La cérémonie d’ouverture marquée par des prestations artistiques et des discours engagés a été présidée par Adama KOUSSOUBE, Haut-Commissaire de la province du Yagha, représentant le gouverneur de la région du Sahel. Dans son allocution, il a salué l’initiative des JMS qui sont bien plus qu’une foire agricole, mais un pilier pour une résilience collective et des efforts pour garantir la sécurité alimentaire et la stabilité de la région du Sahel. « Je salue UFC-Dori, qui consacre une tribune, un tremplin pour faire la promotion des produits du maraichage qui contribuent énormément à l’autosuffisance alimentaire et à relever le niveau économique de vie des producteurs PDIs. Certes l’organisation est réussie, mais il y a des défis, ce sont essentiellement les défis dans le domaine de recouvrer davantage de domaine pour produire encore au profit des PDIs.
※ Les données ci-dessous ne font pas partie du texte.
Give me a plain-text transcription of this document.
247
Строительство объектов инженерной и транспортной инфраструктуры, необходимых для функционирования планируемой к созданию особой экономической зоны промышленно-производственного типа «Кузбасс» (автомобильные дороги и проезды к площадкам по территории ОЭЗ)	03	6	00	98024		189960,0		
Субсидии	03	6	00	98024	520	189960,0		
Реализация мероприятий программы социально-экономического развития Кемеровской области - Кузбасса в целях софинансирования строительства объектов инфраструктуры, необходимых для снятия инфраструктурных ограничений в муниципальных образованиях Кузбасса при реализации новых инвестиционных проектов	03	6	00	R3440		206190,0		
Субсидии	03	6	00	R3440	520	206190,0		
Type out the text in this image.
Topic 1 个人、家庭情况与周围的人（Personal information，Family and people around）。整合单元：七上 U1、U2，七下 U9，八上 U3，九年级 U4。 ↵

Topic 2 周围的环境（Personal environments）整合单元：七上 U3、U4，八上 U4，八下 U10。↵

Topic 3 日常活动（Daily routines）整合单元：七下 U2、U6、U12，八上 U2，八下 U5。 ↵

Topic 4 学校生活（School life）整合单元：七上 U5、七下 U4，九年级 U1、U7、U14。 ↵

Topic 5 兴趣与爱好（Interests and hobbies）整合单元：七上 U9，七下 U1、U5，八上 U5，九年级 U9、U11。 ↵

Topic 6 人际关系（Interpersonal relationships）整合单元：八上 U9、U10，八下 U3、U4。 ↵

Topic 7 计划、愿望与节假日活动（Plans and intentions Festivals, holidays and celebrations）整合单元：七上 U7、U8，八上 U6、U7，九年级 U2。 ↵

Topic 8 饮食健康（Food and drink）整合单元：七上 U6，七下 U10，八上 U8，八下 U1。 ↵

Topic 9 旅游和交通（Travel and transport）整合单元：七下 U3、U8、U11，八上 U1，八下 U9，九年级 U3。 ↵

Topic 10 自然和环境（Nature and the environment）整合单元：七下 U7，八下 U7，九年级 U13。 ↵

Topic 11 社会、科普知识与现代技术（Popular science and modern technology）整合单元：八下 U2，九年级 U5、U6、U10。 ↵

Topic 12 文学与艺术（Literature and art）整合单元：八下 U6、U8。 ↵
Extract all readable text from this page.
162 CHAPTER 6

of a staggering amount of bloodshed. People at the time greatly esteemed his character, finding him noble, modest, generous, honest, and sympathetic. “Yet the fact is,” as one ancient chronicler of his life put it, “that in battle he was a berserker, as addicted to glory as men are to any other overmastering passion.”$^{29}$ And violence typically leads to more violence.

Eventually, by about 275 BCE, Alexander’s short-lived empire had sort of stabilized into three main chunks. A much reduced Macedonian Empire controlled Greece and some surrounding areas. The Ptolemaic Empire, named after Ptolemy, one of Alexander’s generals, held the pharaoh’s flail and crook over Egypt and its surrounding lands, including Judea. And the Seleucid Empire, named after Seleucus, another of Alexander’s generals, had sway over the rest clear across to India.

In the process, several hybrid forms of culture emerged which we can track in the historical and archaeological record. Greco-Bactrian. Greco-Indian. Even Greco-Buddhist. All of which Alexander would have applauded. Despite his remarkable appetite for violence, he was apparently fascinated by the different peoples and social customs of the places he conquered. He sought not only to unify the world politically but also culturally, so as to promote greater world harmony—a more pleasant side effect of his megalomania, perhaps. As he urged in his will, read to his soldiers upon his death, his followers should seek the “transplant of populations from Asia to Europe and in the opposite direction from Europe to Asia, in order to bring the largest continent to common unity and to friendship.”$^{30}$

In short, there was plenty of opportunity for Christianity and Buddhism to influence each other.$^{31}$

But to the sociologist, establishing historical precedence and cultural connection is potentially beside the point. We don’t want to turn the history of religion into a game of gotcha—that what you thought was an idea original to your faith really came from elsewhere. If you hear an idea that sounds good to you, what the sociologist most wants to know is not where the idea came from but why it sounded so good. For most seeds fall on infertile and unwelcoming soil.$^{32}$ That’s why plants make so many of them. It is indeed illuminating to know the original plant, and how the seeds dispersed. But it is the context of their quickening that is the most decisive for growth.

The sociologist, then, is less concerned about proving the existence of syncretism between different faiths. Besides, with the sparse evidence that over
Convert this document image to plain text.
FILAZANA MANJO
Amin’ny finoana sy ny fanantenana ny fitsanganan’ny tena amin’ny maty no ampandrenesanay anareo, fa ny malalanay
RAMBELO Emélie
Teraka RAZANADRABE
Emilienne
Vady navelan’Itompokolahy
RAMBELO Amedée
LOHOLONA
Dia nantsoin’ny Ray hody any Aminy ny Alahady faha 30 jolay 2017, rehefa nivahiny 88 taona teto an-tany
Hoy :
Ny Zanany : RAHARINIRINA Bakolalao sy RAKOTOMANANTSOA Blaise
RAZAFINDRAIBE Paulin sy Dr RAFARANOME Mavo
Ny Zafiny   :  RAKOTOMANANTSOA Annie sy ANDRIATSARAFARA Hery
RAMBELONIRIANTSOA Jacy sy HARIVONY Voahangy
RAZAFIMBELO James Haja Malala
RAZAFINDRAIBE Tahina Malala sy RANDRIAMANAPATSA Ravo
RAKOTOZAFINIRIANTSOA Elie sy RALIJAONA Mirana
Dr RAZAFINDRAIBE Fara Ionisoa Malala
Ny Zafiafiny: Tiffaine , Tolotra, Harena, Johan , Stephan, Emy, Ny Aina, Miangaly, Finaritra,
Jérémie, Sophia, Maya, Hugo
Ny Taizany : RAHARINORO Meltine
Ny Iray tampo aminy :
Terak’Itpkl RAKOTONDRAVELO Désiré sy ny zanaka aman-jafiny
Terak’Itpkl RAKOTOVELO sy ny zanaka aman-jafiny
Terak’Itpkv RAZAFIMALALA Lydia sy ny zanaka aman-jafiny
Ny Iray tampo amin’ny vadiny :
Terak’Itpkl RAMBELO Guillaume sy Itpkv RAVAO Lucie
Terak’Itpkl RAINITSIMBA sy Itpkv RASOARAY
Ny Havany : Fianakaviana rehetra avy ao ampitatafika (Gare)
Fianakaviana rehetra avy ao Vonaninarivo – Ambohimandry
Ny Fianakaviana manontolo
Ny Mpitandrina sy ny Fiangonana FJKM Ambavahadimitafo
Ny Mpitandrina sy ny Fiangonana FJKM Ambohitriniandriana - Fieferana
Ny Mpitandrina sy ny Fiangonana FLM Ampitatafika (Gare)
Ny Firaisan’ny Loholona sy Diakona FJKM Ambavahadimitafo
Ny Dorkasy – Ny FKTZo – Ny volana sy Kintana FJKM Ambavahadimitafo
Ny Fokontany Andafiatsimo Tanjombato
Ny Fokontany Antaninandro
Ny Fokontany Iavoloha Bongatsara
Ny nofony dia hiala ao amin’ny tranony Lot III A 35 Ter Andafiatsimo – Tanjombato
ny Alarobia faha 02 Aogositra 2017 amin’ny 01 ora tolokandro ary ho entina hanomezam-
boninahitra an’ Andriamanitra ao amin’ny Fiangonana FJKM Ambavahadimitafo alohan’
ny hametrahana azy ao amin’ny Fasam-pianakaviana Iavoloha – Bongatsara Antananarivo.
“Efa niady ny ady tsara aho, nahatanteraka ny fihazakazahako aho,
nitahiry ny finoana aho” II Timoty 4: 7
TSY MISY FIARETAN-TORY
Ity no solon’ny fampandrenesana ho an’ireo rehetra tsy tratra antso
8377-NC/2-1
Un appel est lancé à tous les partenaires qui peuvent accompagner UFC-Dori à la promotion de ces journées et à trouver plus d’espace pour ces PDIs » a-t-il mentionné.
Quant à François Paul RAMDE, Coordonnateur de UFC-Dori, il a tenu à rappeler que les JMS incarnent depuis 2006 un espoir tangible pour les communautés rurales. Malgré l’accès limité aux terres agricoles, les maraîchers ont maintenu leurs activités, soutenus par des partenaires tels que MISEREOR et KZE. Cette édition a permis de dresser un bilan des réalisations passées à savoir l’amélioration des revenus, la promotion de techniques innovantes (comme la culture hors sol), et le renforcement de la cohésion sociale. « Elle est ponctuée des activités phares au service des producteurs à savoir entre autres la foire d’exposition-vente qui a été le cœur battant de l’événement, offrant aux producteurs une vitrine pour leurs récoltes et facilitant des partenariats commerciaux ; le Cadre de Concertation des Producteurs (CaCoPro) qui a permis aux producteurs d’échanger sur les innovations agricoles et sur les questions de paix et de cohésion sociale » a-t-il déclaré.
Timothée TINDANO, représentant des producteurs et PDI à Dori, affirme que le maraicher culture est un travail difficile, mais c’est un métier porteur. « Avec les efforts consentis, nous nous en sortons toujours. A titre illustratif, nous avons récolté quatre tonnes de fruits et légumes reparties entre la pomme de terre, la tomate, l’oignon, l’aubergine, la papaye, que nous avons écoulée durant ces trois jours d’expositions ». « Grâce aux JMS, nous avons appris à cultiver autrement, à vendre nos produits à de meilleurs prix et à croire en l’avenir. Même sous la menace, nous restons debout. Ces journées sont notre fierté et notre bouclier contre le désespoir » témoigne le représentant des producteurs.
Cette 20e édition s’est close autour du concours du meilleur groupement maraîcher, à l’issue duquel tous les groupements maraichers ont été récompensés pour leur résilience et leur adoption de pratiques durables, lors d’une cérémonie empreinte d’émotion.
Ces Journées du Maraicher du Sahel sont un véritable symbole de résistance malgré l’adversité, l’union des communautés et l’innovation agricole restent des leviers essentiels pour bâtir un avenir durable et un Sahel plus résilient.